The Canadian Auto Workers union says it’s facing “unprecedented” demands from General Motors, Chrysler and Ford that would create a two-tiered workforce, eliminate cost-of-living adjustments and make dramatic changes to their pension plans.
The union said the automakers are seeking the elimination of a full pension for employees with 30 years service, a shift to a defined contribution pension plan for current workers, as well as cuts to prescription drug benefits.
The CAW also said the companies are refusing to commit to any new investments at its operations in Canada. If no agreement is reached in the next week, union members could go on strike early next week.

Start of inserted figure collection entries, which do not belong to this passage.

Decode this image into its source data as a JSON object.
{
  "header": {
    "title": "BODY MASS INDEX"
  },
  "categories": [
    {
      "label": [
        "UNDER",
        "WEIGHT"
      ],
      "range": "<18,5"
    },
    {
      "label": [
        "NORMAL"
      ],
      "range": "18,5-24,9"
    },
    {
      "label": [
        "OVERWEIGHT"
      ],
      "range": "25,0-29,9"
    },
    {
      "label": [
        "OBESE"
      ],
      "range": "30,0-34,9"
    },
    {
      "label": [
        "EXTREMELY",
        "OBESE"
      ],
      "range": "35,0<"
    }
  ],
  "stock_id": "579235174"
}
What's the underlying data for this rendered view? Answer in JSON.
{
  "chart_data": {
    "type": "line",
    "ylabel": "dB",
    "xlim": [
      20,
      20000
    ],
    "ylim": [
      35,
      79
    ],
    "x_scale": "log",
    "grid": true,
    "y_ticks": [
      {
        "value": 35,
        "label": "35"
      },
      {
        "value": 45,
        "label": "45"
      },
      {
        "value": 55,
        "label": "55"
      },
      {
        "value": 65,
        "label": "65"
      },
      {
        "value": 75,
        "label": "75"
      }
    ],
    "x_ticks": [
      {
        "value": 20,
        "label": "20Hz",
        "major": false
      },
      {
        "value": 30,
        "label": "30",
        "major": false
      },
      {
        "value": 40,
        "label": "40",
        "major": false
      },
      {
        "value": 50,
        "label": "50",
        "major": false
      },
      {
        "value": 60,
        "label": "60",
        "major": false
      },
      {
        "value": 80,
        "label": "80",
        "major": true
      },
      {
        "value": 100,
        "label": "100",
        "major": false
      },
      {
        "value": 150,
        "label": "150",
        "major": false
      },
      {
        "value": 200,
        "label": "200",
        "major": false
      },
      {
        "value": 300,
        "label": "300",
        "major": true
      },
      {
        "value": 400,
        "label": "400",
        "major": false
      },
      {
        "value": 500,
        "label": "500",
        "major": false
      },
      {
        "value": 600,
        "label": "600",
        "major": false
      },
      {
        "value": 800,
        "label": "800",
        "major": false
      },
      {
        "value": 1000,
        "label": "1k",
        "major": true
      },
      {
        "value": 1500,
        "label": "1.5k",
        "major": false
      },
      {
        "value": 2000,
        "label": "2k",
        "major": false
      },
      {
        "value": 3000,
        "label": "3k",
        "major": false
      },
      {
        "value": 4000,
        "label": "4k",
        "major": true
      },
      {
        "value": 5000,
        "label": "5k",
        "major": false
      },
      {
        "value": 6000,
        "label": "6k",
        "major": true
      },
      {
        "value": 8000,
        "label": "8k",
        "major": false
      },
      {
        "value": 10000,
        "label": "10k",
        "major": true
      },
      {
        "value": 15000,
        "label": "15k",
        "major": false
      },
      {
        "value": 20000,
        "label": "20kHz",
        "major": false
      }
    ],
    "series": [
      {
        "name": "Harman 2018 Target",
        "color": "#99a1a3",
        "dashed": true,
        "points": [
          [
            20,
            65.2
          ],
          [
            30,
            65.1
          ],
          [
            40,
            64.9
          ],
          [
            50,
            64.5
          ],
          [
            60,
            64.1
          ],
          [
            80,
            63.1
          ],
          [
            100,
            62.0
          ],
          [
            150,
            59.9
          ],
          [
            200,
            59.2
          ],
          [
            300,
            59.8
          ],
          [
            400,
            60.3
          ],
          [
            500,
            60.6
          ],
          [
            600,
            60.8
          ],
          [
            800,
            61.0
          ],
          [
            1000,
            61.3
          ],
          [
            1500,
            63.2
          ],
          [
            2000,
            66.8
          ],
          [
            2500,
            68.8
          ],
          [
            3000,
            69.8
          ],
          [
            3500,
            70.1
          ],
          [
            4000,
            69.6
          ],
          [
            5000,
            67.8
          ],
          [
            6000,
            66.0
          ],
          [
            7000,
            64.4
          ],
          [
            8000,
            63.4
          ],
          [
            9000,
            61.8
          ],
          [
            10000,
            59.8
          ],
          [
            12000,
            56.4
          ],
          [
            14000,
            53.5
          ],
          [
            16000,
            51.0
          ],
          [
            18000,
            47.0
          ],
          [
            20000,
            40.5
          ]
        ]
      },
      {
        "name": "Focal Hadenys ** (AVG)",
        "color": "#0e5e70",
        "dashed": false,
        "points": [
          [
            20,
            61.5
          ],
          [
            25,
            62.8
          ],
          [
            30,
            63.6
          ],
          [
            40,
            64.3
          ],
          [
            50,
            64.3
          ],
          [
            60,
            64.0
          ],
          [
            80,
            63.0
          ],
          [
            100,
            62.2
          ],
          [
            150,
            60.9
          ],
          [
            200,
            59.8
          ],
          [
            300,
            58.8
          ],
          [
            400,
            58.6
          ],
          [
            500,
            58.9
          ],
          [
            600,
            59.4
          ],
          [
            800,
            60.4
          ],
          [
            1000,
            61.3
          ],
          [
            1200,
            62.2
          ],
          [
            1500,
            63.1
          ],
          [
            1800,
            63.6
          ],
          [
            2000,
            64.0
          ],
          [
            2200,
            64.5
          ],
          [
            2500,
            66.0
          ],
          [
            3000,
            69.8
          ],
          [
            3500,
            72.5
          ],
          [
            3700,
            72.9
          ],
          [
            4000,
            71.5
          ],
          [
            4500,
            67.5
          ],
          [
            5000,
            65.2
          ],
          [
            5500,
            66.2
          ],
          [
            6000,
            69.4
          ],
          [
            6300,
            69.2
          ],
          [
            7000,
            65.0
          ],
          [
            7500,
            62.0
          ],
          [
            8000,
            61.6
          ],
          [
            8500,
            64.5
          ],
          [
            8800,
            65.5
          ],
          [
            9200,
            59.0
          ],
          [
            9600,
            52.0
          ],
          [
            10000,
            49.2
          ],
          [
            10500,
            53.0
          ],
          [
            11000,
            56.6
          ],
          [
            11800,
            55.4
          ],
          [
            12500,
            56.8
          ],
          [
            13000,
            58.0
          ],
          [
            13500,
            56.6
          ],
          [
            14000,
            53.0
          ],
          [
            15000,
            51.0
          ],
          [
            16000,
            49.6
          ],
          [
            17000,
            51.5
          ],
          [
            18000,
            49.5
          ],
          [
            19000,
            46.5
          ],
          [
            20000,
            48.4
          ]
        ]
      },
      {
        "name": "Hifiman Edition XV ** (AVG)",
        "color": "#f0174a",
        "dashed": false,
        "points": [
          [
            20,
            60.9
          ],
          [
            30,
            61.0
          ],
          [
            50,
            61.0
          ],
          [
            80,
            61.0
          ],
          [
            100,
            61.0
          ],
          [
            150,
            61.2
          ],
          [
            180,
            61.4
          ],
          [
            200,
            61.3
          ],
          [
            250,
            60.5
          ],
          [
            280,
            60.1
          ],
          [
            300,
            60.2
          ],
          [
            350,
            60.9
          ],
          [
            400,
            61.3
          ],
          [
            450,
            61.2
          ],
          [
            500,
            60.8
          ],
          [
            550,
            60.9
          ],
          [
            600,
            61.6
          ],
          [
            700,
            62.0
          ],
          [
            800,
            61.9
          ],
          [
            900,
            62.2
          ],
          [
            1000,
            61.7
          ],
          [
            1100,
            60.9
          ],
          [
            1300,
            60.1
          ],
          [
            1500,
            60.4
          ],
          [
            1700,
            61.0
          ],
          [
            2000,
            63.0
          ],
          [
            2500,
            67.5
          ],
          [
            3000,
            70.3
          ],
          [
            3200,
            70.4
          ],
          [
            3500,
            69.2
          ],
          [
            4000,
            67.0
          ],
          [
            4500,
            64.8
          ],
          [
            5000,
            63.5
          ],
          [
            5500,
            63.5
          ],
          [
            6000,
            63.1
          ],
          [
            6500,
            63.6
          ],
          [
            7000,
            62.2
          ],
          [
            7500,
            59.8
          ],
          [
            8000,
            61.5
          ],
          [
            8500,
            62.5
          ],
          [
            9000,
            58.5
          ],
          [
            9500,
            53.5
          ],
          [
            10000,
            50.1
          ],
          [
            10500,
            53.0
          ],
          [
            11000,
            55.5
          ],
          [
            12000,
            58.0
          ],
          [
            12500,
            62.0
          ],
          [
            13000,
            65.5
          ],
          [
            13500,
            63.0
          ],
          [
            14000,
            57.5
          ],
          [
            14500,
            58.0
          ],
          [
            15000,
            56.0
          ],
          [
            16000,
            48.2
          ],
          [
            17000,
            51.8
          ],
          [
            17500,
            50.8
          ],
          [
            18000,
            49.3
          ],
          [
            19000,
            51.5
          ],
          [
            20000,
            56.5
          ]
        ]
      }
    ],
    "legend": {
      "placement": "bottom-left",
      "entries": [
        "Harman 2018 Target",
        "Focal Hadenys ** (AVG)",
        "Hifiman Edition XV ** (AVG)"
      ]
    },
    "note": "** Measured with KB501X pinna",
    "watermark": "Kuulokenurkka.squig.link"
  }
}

Each company has also insisted that any reward or bonus will be paid for by additional cuts to other areas of the agreement, the union said.

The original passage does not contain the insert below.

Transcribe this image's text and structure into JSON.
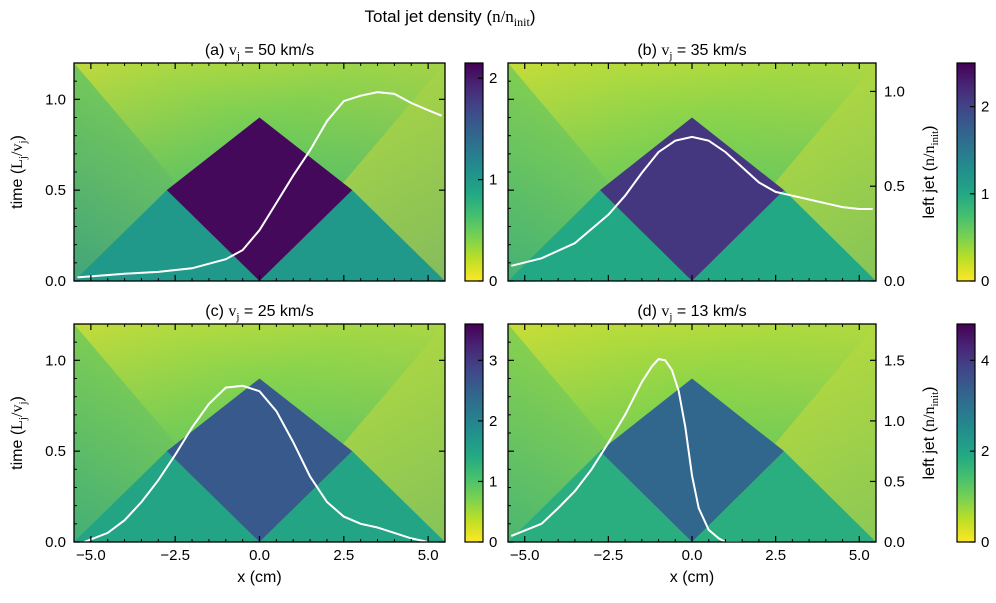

“The union recognizes the fragility of the industry and the need to stabilize fixed costs, while finding a solution that rewards members’s work,” the CAW bargaining committees said Monday in an update to members.

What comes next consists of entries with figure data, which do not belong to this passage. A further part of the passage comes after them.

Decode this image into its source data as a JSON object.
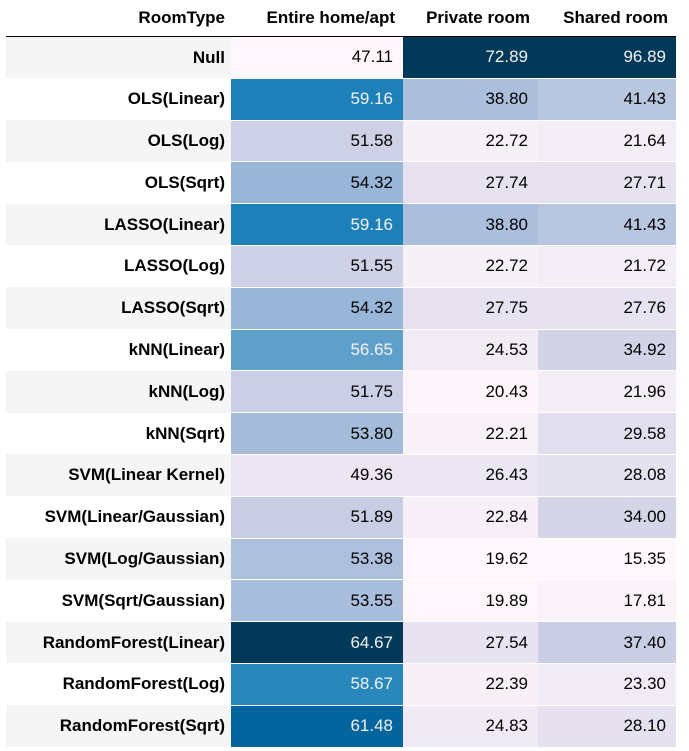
{
  "chart_data": {
    "type": "table",
    "index_header": "RoomType",
    "columns": [
      "Entire home/apt",
      "Private room",
      "Shared room"
    ],
    "rows": [
      {
        "label": "Null",
        "values": [
          47.11,
          72.89,
          96.89
        ]
      },
      {
        "label": "OLS(Linear)",
        "values": [
          59.16,
          38.8,
          41.43
        ]
      },
      {
        "label": "OLS(Log)",
        "values": [
          51.58,
          22.72,
          21.64
        ]
      },
      {
        "label": "OLS(Sqrt)",
        "values": [
          54.32,
          27.74,
          27.71
        ]
      },
      {
        "label": "LASSO(Linear)",
        "values": [
          59.16,
          38.8,
          41.43
        ]
      },
      {
        "label": "LASSO(Log)",
        "values": [
          51.55,
          22.72,
          21.72
        ]
      },
      {
        "label": "LASSO(Sqrt)",
        "values": [
          54.32,
          27.75,
          27.76
        ]
      },
      {
        "label": "kNN(Linear)",
        "values": [
          56.65,
          24.53,
          34.92
        ]
      },
      {
        "label": "kNN(Log)",
        "values": [
          51.75,
          20.43,
          21.96
        ]
      },
      {
        "label": "kNN(Sqrt)",
        "values": [
          53.8,
          22.21,
          29.58
        ]
      },
      {
        "label": "SVM(Linear Kernel)",
        "values": [
          49.36,
          26.43,
          28.08
        ]
      },
      {
        "label": "SVM(Linear/Gaussian)",
        "values": [
          51.89,
          22.84,
          34.0
        ]
      },
      {
        "label": "SVM(Log/Gaussian)",
        "values": [
          53.38,
          19.62,
          15.35
        ]
      },
      {
        "label": "SVM(Sqrt/Gaussian)",
        "values": [
          53.55,
          19.89,
          17.81
        ]
      },
      {
        "label": "RandomForest(Linear)",
        "values": [
          64.67,
          27.54,
          37.4
        ]
      },
      {
        "label": "RandomForest(Log)",
        "values": [
          58.67,
          22.39,
          23.3
        ]
      },
      {
        "label": "RandomForest(Sqrt)",
        "values": [
          61.48,
          24.83,
          28.1
        ]
      }
    ],
    "colormap": "PuBu",
    "colormap_stops": [
      "#fff7fb",
      "#ece7f2",
      "#d0d1e6",
      "#a6bddb",
      "#74a9cf",
      "#3690c0",
      "#0570b0",
      "#045a8d",
      "#023858"
    ],
    "color_scale": "per-column"
  }
}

“Unfortunately, our efforts have not been met with equal willingness by the companies to negotiate fair terms.”
The automakers offered few details on the progress of negotiations Monday.
Ford Canada spokeswoman Lauren More said the company remains “open to discussing any proposal that will improve labour cost competitiveness.”
“We continue to work collaboratively with the CAW to find solutions that meet our mutual interest, which is to position our Canadian operations for future success,” she said.
Faye Roberts of General Motors Canada said the company “continues to have open and constructive dialogue with our CAW partners.”
“We are optimistic that we can continue to work together to overcome challenges, find creative solutions and improve our competitive position,” she added.
A Chrysler spokeswoman declined comment.
Asked whether she would step in with back-to-work legislation in the event of a strike, Ontario’s labour minister — who has jurisdiction over the province’s auto sector — said Monday she doesn’t want to speculate while talks are still underway.
“I think there’s always that conversation that goes on about what happens if it goes wrong, but we’re focused on the fact that people are still at the table, still talking,” Linda Jeffrey said.
“There’s a lot at stake and we have people that want to see this industry be successful and thrive, so I’m very hopeful.”
She said provincial mediators are standing by should the parties ask for help.
General Motors, Chrysler and Ford are on the road to recovery after benefiting from cuts made during the crisis negotiations of 2009, but the CAW says it has no intention of making those kinds of deep cuts again.
The union has set a strike deadline of midnight on Sept. 17, but it has not yet announced which of the automakers will be targeted.
Tony Faria, an automotive expert at the University of Windsor, earlier predicted Chrysler will be chosen because it has the largest Canadian footprint of the Detroit Three and therefore has the most at stake.
“A week from the deadline, anxiety levels are understandably high and rising,” said the update titled “Countdown to the Deadline.”
To reach a deal, the committees said it was crucial to continue having faith in their elected representatives and support their bargaining committees, it concluded.
The last CAW strike was in 1996, against General Motors.
Ford has said hourly wages for CAW assemblers are around $34 an hour, while assemblers in the U.S. are paid about $28 per hour.
The company said all-in labour costs, which include pensions and health care, are approximately $79 per hour in Canada, versus $64 per hour in the U.S.
Ontario has seen the U.S. car makers cut thousands of jobs in the last decade as their parent companies restructured in the United States.
GM said earlier this year that it was going ahead with a plan to close its consolidated plant in Oshawa, Ont., a move that will eliminate 2,000 jobs. The closure follows the shut down of a GM truck plant in Oshawa and a transmission factory in Windsor, Ont.
During the financial crisis, the federal and Ontario governments helped bailout Chrysler and GM with a rescue package that totalled about $13 billion — with the majority, $10.5 billion, going to GM.
The CAW represents approximately 4,500 workers at Ford, 8,000 workers at General Motors and another 8,000 at Chrysler.